The Nigerian government on Monday extended the gradual easing of the lockdown by two weeks, as a measure to curb the spread of the COVID-19 pandemic in the country.
According to Boss Mustapha, secretary to the Nigerian government, in spite of the modest progress made, Nigeria was still not ready for a full reopening of its economy.
“The measures, exemptions, advisories, and scope of entities allowed to reopen under phase one of the eased locked down, shall be maintained across the federation for another two weeks effective from midnight (May 18 to June 1),” Mustapha told the media in Abuja.
He said the government’s focus by its latest decision is to intensify efforts to tell, trace, and treat cases, as well as elevate the level of community ownership of “non-pharmaceutical interventions”.
On April 27, Nigerian President Muhammadu Buhari approved a phased and gradual easing of lockdown measures in the capital city of Abuja, Lagos, the commercial hub, and Ogun in the southwest region from May 4, as the country continued to navigate the challenges of the COVID-19 pandemic.
But Mustapha, who heads the Presidential Task Force (PTF) on COVID-19 in the country, said the PTF continued to assess the level of compliance with the guidelines it gave on easing the lockdown, hence the reason for its extension at the initial stage.
The government aims for a situation whereby the measures put in place would yield sufficient progress, the government’s scribe said.
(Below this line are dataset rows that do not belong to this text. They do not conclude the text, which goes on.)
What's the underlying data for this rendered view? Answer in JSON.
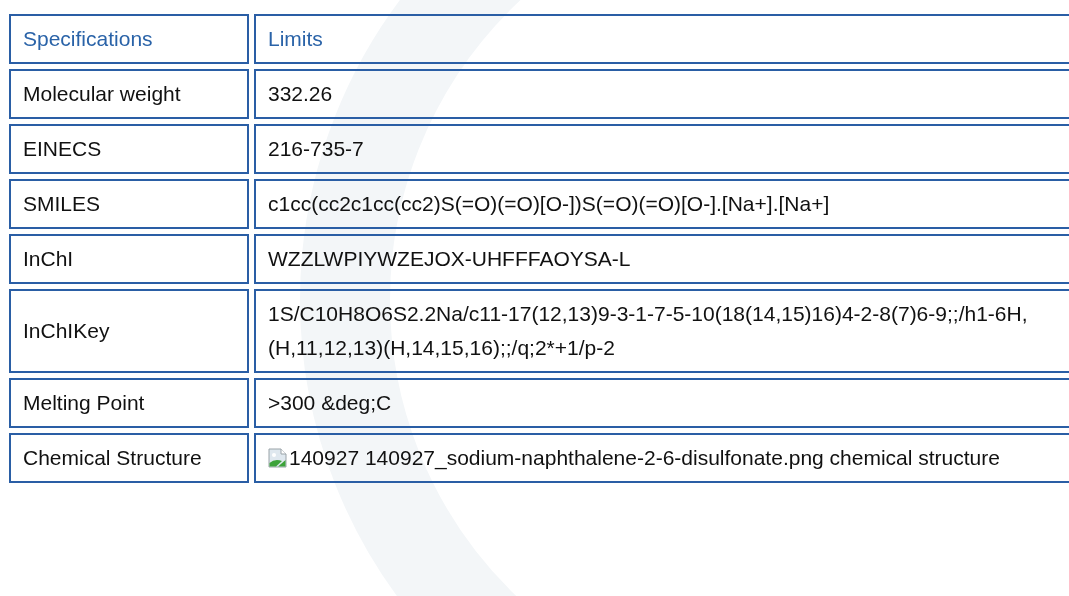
{
  "table": {
    "columns": [
      "Specifications",
      "Limits"
    ],
    "rows": [
      {
        "label": "Molecular weight",
        "value": "332.26",
        "kind": "text"
      },
      {
        "label": "EINECS",
        "value": "216-735-7",
        "kind": "text"
      },
      {
        "label": "SMILES",
        "value": "c1cc(cc2c1cc(cc2)S(=O)(=O)[O-])S(=O)(=O)[O-].[Na+].[Na+]",
        "kind": "text"
      },
      {
        "label": "InChI",
        "value": "WZZLWPIYWZEJOX-UHFFFAOYSA-L",
        "kind": "text"
      },
      {
        "label": "InChIKey",
        "value": "1S/C10H8O6S2.2Na/c11-17(12,13)9-3-1-7-5-10(18(14,15)16)4-2-8(7)6-9;;/h1-6H,(H,11,12,13)(H,14,15,16);;/q;2*+1/p-2",
        "kind": "text"
      },
      {
        "label": "Melting Point",
        "value": ">300 &deg;C",
        "kind": "text"
      },
      {
        "label": "Chemical Structure",
        "value": "140927 140927_sodium-naphthalene-2-6-disulfonate.png chemical structure",
        "kind": "broken_image"
      }
    ]
  }
}
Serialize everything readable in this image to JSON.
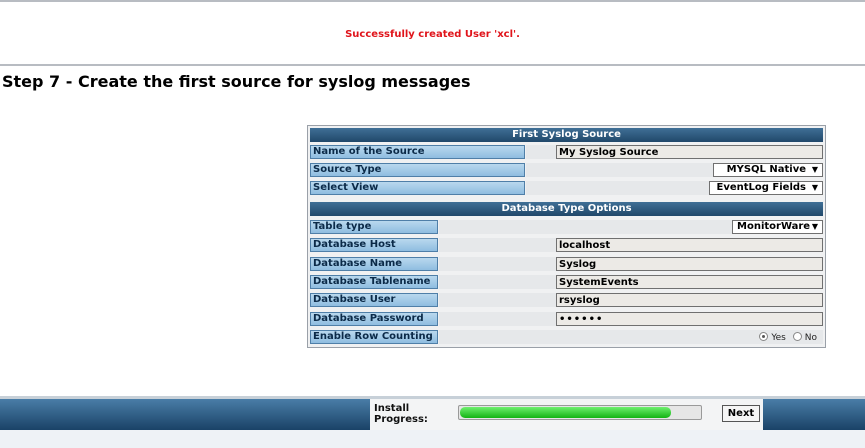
{
  "message": "Successfully created User 'xcl'.",
  "step_title": "Step 7 - Create the first source for syslog messages",
  "sections": {
    "first_source": "First Syslog Source",
    "db_options": "Database Type Options"
  },
  "fields": {
    "source_name": {
      "label": "Name of the Source",
      "value": "My Syslog Source"
    },
    "source_type": {
      "label": "Source Type",
      "value": "MYSQL Native"
    },
    "select_view": {
      "label": "Select View",
      "value": "EventLog Fields"
    },
    "table_type": {
      "label": "Table type",
      "value": "MonitorWare"
    },
    "db_host": {
      "label": "Database Host",
      "value": "localhost"
    },
    "db_name": {
      "label": "Database Name",
      "value": "Syslog"
    },
    "db_tablename": {
      "label": "Database Tablename",
      "value": "SystemEvents"
    },
    "db_user": {
      "label": "Database User",
      "value": "rsyslog"
    },
    "db_password": {
      "label": "Database Password",
      "value": "••••••"
    },
    "row_counting": {
      "label": "Enable Row Counting",
      "yes": "Yes",
      "no": "No",
      "selected": "Yes"
    }
  },
  "footer": {
    "progress_label_line1": "Install",
    "progress_label_line2": "Progress:",
    "progress_fraction": 0.88,
    "next_label": "Next"
  },
  "icons": {
    "dropdown": "chevron-down-icon",
    "radio": "radio-icon"
  },
  "colors": {
    "message": "#e0141b",
    "header": "#2c577c",
    "label": "#a9cde9",
    "progress": "#22c422"
  }
}
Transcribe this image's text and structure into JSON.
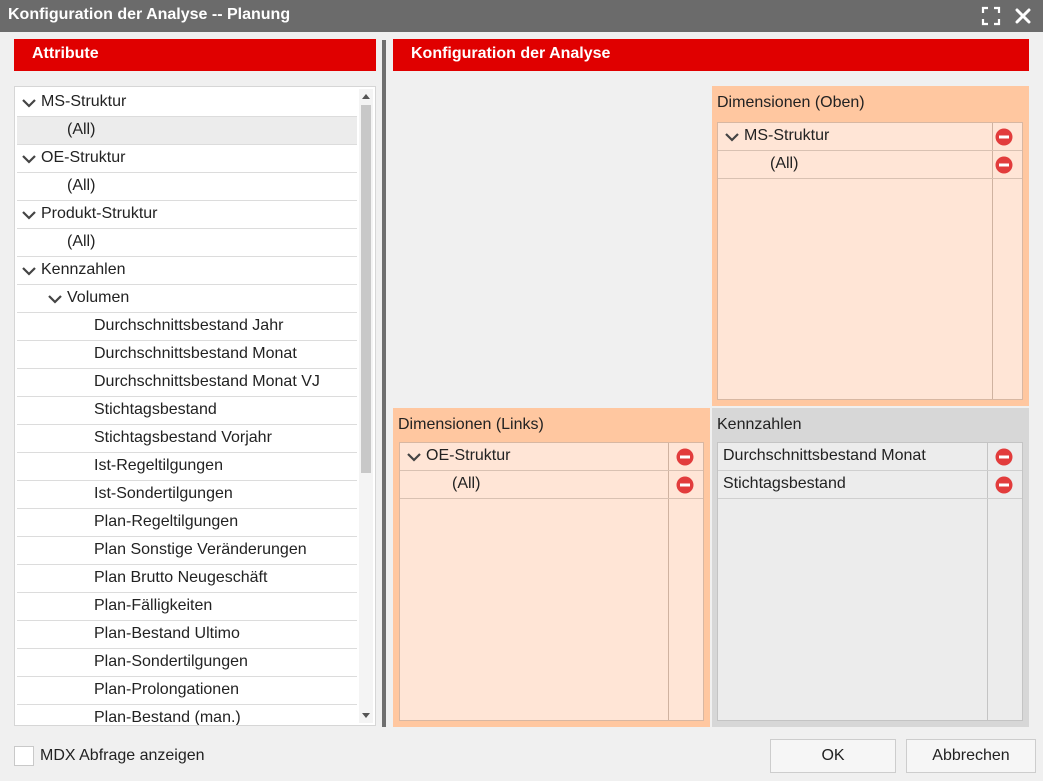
{
  "window": {
    "title": "Konfiguration der Analyse -- Planung"
  },
  "attributes_panel": {
    "header": "Attribute",
    "items": [
      {
        "label": "MS-Struktur",
        "level": 0,
        "expanded": true
      },
      {
        "label": "(All)",
        "level": 1,
        "selected": true
      },
      {
        "label": "OE-Struktur",
        "level": 0,
        "expanded": true
      },
      {
        "label": "(All)",
        "level": 1
      },
      {
        "label": "Produkt-Struktur",
        "level": 0,
        "expanded": true
      },
      {
        "label": "(All)",
        "level": 1
      },
      {
        "label": "Kennzahlen",
        "level": 0,
        "expanded": true
      },
      {
        "label": "Volumen",
        "level": 1,
        "expanded": true
      },
      {
        "label": "Durchschnittsbestand Jahr",
        "level": 2
      },
      {
        "label": "Durchschnittsbestand Monat",
        "level": 2
      },
      {
        "label": "Durchschnittsbestand Monat VJ",
        "level": 2
      },
      {
        "label": "Stichtagsbestand",
        "level": 2
      },
      {
        "label": "Stichtagsbestand Vorjahr",
        "level": 2
      },
      {
        "label": "Ist-Regeltilgungen",
        "level": 2
      },
      {
        "label": "Ist-Sondertilgungen",
        "level": 2
      },
      {
        "label": "Plan-Regeltilgungen",
        "level": 2
      },
      {
        "label": "Plan Sonstige Veränderungen",
        "level": 2
      },
      {
        "label": "Plan Brutto Neugeschäft",
        "level": 2
      },
      {
        "label": "Plan-Fälligkeiten",
        "level": 2
      },
      {
        "label": "Plan-Bestand Ultimo",
        "level": 2
      },
      {
        "label": "Plan-Sondertilgungen",
        "level": 2
      },
      {
        "label": "Plan-Prolongationen",
        "level": 2
      },
      {
        "label": "Plan-Bestand (man.)",
        "level": 2
      }
    ]
  },
  "config_panel": {
    "header": "Konfiguration der Analyse",
    "zones": {
      "top": {
        "title": "Dimensionen (Oben)",
        "items": [
          {
            "label": "MS-Struktur",
            "level": 0,
            "expanded": true
          },
          {
            "label": "(All)",
            "level": 1
          }
        ]
      },
      "left": {
        "title": "Dimensionen (Links)",
        "items": [
          {
            "label": "OE-Struktur",
            "level": 0,
            "expanded": true
          },
          {
            "label": "(All)",
            "level": 1
          }
        ]
      },
      "measures": {
        "title": "Kennzahlen",
        "items": [
          {
            "label": "Durchschnittsbestand Monat",
            "level": 0
          },
          {
            "label": "Stichtagsbestand",
            "level": 0
          }
        ]
      }
    }
  },
  "footer": {
    "checkbox_label": "MDX Abfrage anzeigen",
    "checkbox_checked": false,
    "ok_label": "OK",
    "cancel_label": "Abbrechen"
  },
  "colors": {
    "header_red": "#e00000",
    "zone_orange": "#ffc7a0",
    "zone_light": "#ffe5d6",
    "zone_grey": "#d7d7d7",
    "zone_grey_light": "#ececec",
    "remove_red": "#e23c3c",
    "titlebar": "#6b6b6b"
  }
}
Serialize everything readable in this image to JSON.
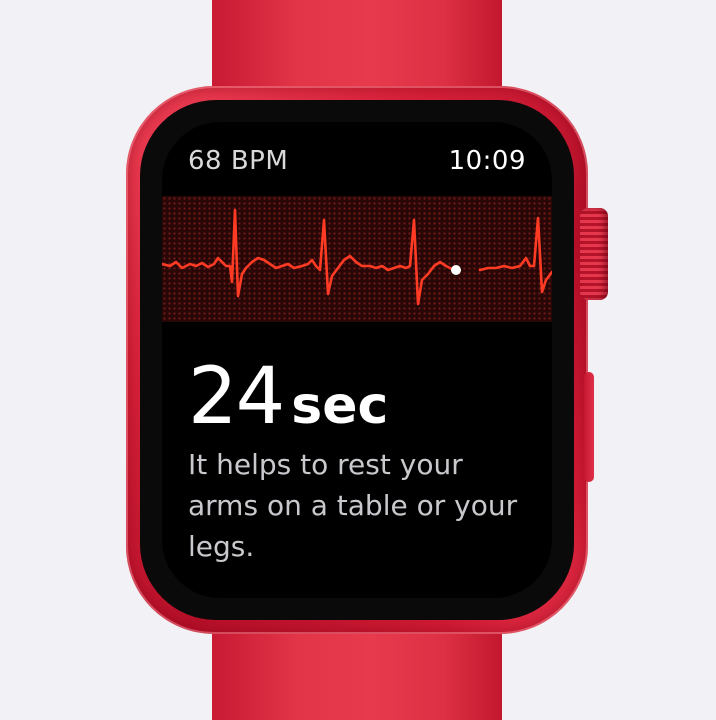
{
  "status_bar": {
    "heart_rate": "68 BPM",
    "time": "10:09"
  },
  "recording": {
    "elapsed_value": "24",
    "elapsed_unit": "sec",
    "tip": "It helps to rest your arms on a table or your legs."
  },
  "colors": {
    "band": "#e23548",
    "case": "#d9213a",
    "ecg_trace": "#ff3b24",
    "ecg_background": "#2a0707",
    "screen": "#000000"
  }
}
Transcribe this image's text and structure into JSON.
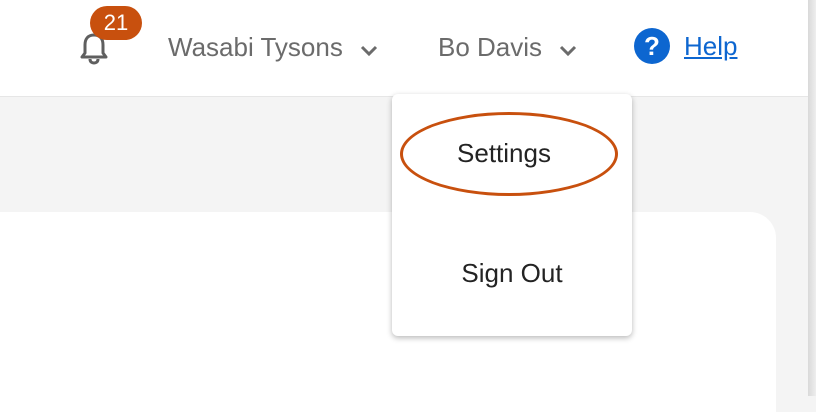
{
  "header": {
    "notifications": {
      "icon": "bell-icon",
      "count": "21",
      "badge_color": "#c8500e"
    },
    "company_menu": {
      "label": "Wasabi Tysons",
      "icon": "chevron-down-icon"
    },
    "user_menu": {
      "label": "Bo Davis",
      "icon": "chevron-down-icon"
    },
    "help": {
      "icon": "question-circle-icon",
      "icon_glyph": "?",
      "label": "Help",
      "color": "#0d66d0"
    }
  },
  "dropdown": {
    "items": [
      {
        "label": "Settings",
        "highlighted": true
      },
      {
        "label": "Sign Out",
        "highlighted": false
      }
    ],
    "highlight_color": "#c8500e"
  }
}
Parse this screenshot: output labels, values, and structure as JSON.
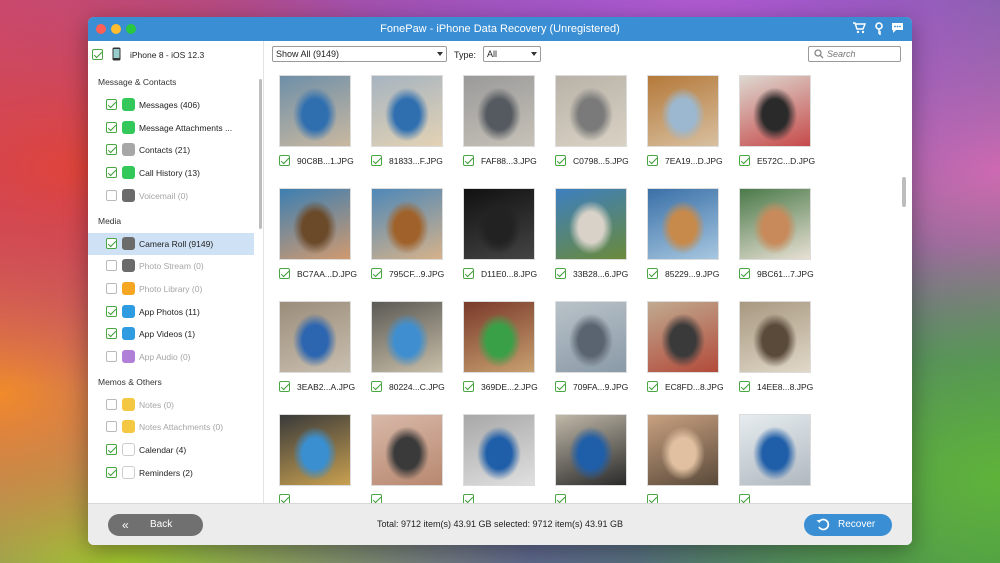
{
  "window": {
    "title": "FonePaw - iPhone Data Recovery (Unregistered)"
  },
  "titlebar_icons": [
    "cart-icon",
    "key-icon",
    "chat-icon"
  ],
  "sidebar": {
    "device": "iPhone 8 - iOS 12.3",
    "sections": [
      {
        "title": "Message & Contacts",
        "items": [
          {
            "label": "Messages (406)",
            "checked": true,
            "icon": "messages-icon",
            "color": "#34c759"
          },
          {
            "label": "Message Attachments ...",
            "checked": true,
            "icon": "message-attachments-icon",
            "color": "#34c759"
          },
          {
            "label": "Contacts (21)",
            "checked": true,
            "icon": "contacts-icon",
            "color": "#a7a7a7"
          },
          {
            "label": "Call History (13)",
            "checked": true,
            "icon": "phone-icon",
            "color": "#34c759"
          },
          {
            "label": "Voicemail (0)",
            "checked": false,
            "icon": "voicemail-icon",
            "color": "#6b6b6b",
            "disabled": true
          }
        ]
      },
      {
        "title": "Media",
        "items": [
          {
            "label": "Camera Roll (9149)",
            "checked": true,
            "icon": "camera-icon",
            "color": "#6b6b6b",
            "selected": true
          },
          {
            "label": "Photo Stream (0)",
            "checked": false,
            "icon": "photo-stream-icon",
            "color": "#6b6b6b",
            "disabled": true
          },
          {
            "label": "Photo Library (0)",
            "checked": false,
            "icon": "photo-library-icon",
            "color": "#f5a623",
            "disabled": true
          },
          {
            "label": "App Photos (11)",
            "checked": true,
            "icon": "app-photos-icon",
            "color": "#2f9be0"
          },
          {
            "label": "App Videos (1)",
            "checked": true,
            "icon": "app-videos-icon",
            "color": "#2f9be0"
          },
          {
            "label": "App Audio (0)",
            "checked": false,
            "icon": "app-audio-icon",
            "color": "#b07fd8",
            "disabled": true
          }
        ]
      },
      {
        "title": "Memos & Others",
        "items": [
          {
            "label": "Notes (0)",
            "checked": false,
            "icon": "notes-icon",
            "color": "#f4c842",
            "disabled": true
          },
          {
            "label": "Notes Attachments (0)",
            "checked": false,
            "icon": "notes-attachments-icon",
            "color": "#f4c842",
            "disabled": true
          },
          {
            "label": "Calendar (4)",
            "checked": true,
            "icon": "calendar-icon",
            "color": "#ffffff"
          },
          {
            "label": "Reminders (2)",
            "checked": true,
            "icon": "reminders-icon",
            "color": "#ffffff"
          }
        ]
      }
    ]
  },
  "toolbar": {
    "filter": "Show All (9149)",
    "type_label": "Type:",
    "type_value": "All",
    "search_placeholder": "Search"
  },
  "photos": [
    {
      "name": "90C8B...1.JPG",
      "palette": [
        "#6e8fa8",
        "#2f6fb0",
        "#c9b8a0"
      ]
    },
    {
      "name": "81833...F.JPG",
      "palette": [
        "#a6b4c0",
        "#2f6fb0",
        "#e3d2b4"
      ]
    },
    {
      "name": "FAF88...3.JPG",
      "palette": [
        "#9a9a9a",
        "#555a60",
        "#c7c2b8"
      ]
    },
    {
      "name": "C0798...5.JPG",
      "palette": [
        "#b8b2a8",
        "#7a7a7a",
        "#d9d2c4"
      ]
    },
    {
      "name": "7EA19...D.JPG",
      "palette": [
        "#b5793a",
        "#9bb8d0",
        "#d8c0a0"
      ]
    },
    {
      "name": "E572C...D.JPG",
      "palette": [
        "#ddd8d0",
        "#2a2a2a",
        "#c64a4a"
      ]
    },
    {
      "name": "BC7AA...D.JPG",
      "palette": [
        "#3d7fb2",
        "#6b4a2a",
        "#d09a70"
      ]
    },
    {
      "name": "795CF...9.JPG",
      "palette": [
        "#4e88b8",
        "#a0622a",
        "#d6b28a"
      ]
    },
    {
      "name": "D11E0...8.JPG",
      "palette": [
        "#111111",
        "#222222",
        "#444444"
      ]
    },
    {
      "name": "33B28...6.JPG",
      "palette": [
        "#3d7fc0",
        "#d8d2c8",
        "#6a8a3a"
      ]
    },
    {
      "name": "85229...9.JPG",
      "palette": [
        "#3a70a8",
        "#c88a4a",
        "#a7c7e0"
      ]
    },
    {
      "name": "9BC61...7.JPG",
      "palette": [
        "#4b7a4a",
        "#c88a5a",
        "#e8e0d4"
      ]
    },
    {
      "name": "3EAB2...A.JPG",
      "palette": [
        "#9b8d7a",
        "#2d66b0",
        "#c9bfb0"
      ]
    },
    {
      "name": "80224...C.JPG",
      "palette": [
        "#5c5a55",
        "#3f8fd0",
        "#c8bea8"
      ]
    },
    {
      "name": "369DE...2.JPG",
      "palette": [
        "#7a3a2a",
        "#3aa048",
        "#c8a070"
      ]
    },
    {
      "name": "709FA...9.JPG",
      "palette": [
        "#b9c2c8",
        "#5a6470",
        "#8a9aa8"
      ]
    },
    {
      "name": "EC8FD...8.JPG",
      "palette": [
        "#c0aa90",
        "#3a3a3a",
        "#b34a3a"
      ]
    },
    {
      "name": "14EE8...8.JPG",
      "palette": [
        "#a89880",
        "#5a4a3a",
        "#e0d8c8"
      ]
    },
    {
      "name": "",
      "palette": [
        "#3a3a3a",
        "#3a8fd0",
        "#c8a050"
      ]
    },
    {
      "name": "",
      "palette": [
        "#d8b8a8",
        "#3a3a3a",
        "#b88870"
      ]
    },
    {
      "name": "",
      "palette": [
        "#a8a8a8",
        "#1f5ea8",
        "#e0e0e0"
      ]
    },
    {
      "name": "",
      "palette": [
        "#c0b8a8",
        "#1f5ea8",
        "#2a2a2a"
      ]
    },
    {
      "name": "",
      "palette": [
        "#c8a080",
        "#e0c0a0",
        "#5a4a3a"
      ]
    },
    {
      "name": "",
      "palette": [
        "#e6ecef",
        "#1f5ea8",
        "#b0b8c0"
      ]
    }
  ],
  "footer": {
    "back_label": "Back",
    "totals": "Total: 9712 item(s) 43.91 GB   selected: 9712 item(s) 43.91 GB",
    "recover_label": "Recover"
  }
}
This, he said, further required consolidation to ensure that the health system and economy were in a position to adequately respond to any potential outcomes in the future, including a secondary outbreak.
Mustapha said the gradual reopening of the economy in the past two weeks has been sign-posted by the controlled opening and increased access to markets and supermarkets, banks, and other income-yielding activities for the vulnerable population.
Similarly, corporations and government offices partially opened their operations and services so as to facilitate the activities of other sectors during the period. Some manufacturing, construction, and allied sectors also resumed.
“All these sectors ensured that adequate infection mitigation measures were put in place,” Mustapha said.
The total number of COVID-19 cases in the most populous African country stood at 5,959, and 182 deaths as of Monday, according to the Nigeria Center for Disease Control. A total of 1,594 cases had recovered.
Despite these figures, Mustapha said the transmission of the virus has been consistently under control and the measures put in place have collectively slowed down the transmission of the virus in Nigeria.
“The healthcare system has been better equipped to detect, test, isolate and treat every case, and trace every person who came into contact with a positive case with the increase in the number of laboratories from 15 to 26; ramping up of testing to a cumulative total of 35,098,” he added.